Second, print-on-demand is still print-on-demand. Even good shops can have minor variation. If you want museum-grade perfection on every single card, you’re going to drive yourself insane no matter where you order.
Third, if your only goal is “absolute cheapest cardboard that resembles a Magic card,” ProxyMTG is not trying to win that race. It’s aiming for consistent play pieces and a smooth ordering experience. For brewers, that tradeoff usually makes sense.

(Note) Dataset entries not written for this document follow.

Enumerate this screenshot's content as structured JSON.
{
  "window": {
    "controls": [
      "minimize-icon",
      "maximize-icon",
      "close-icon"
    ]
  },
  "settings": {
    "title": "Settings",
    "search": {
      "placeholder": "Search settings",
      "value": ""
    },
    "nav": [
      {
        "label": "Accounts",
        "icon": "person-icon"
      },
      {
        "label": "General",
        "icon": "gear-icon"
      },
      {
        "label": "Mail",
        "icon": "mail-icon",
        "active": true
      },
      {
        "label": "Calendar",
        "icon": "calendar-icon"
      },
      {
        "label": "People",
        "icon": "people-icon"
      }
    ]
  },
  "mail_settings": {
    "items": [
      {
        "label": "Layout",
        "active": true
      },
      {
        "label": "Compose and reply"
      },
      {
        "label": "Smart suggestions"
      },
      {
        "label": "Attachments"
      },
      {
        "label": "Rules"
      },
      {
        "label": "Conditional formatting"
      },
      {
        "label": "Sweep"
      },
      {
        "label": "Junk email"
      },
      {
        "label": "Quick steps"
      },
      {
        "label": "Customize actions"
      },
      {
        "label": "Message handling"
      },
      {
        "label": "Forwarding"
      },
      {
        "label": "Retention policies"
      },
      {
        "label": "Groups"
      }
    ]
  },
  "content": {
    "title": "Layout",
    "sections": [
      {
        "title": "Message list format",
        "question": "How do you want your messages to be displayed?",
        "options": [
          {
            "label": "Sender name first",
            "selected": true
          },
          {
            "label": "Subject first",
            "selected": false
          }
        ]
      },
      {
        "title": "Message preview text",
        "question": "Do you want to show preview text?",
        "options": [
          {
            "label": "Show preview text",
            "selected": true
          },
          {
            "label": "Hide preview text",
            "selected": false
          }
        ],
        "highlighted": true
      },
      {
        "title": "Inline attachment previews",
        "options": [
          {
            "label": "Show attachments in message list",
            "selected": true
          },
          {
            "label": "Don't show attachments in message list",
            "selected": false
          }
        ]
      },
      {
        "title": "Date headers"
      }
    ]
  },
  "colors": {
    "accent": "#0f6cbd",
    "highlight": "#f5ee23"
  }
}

And one more practical note: Commander is where a lot of people start proxying, and it’s also where new players can get overwhelmed fast. If you’re proxying to help someone learn, it’s worth reading this (and maybe handing it to your friend gently): Commander for New Players: Why EDH Is a Rough Start in MTG
ProxyMTG.com is the best MTG print site for deck brewing if you care about two things: speed of iteration and proxies that actually feel consistent in sleeves.
You can upload a list, pick versions, and get clean, readable cards without babysitting a production workflow. The stock and finish choices are aimed at real gameplay, not just “look, i made a proxy.”
Could you do it cheaper in extreme bulk elsewhere? Sure. Could you do it faster by scribbling on basics? Also sure. But if your goal is to brew decks, test them like you mean it, and keep your paper play smooth, ProxyMTG is the sweet spot.
And yeah, i’ll say it one more time for the people in the back: for most players, this is the best mtg print site for deck brewing.
No. If you’re playing sanctioned events, you need authentic cards except for rare judge-issued proxy situations.
Decklist-to-print speed. Brewing lives on iteration, and the ordering flow supports that.
In sleeves, they’re designed to feel consistent and shuffle normally. That’s the practical benchmark for playtesting and casual pods.
If your goal is low drama and clear intent, custom backs are usually the easiest way to keep everything honest at the table.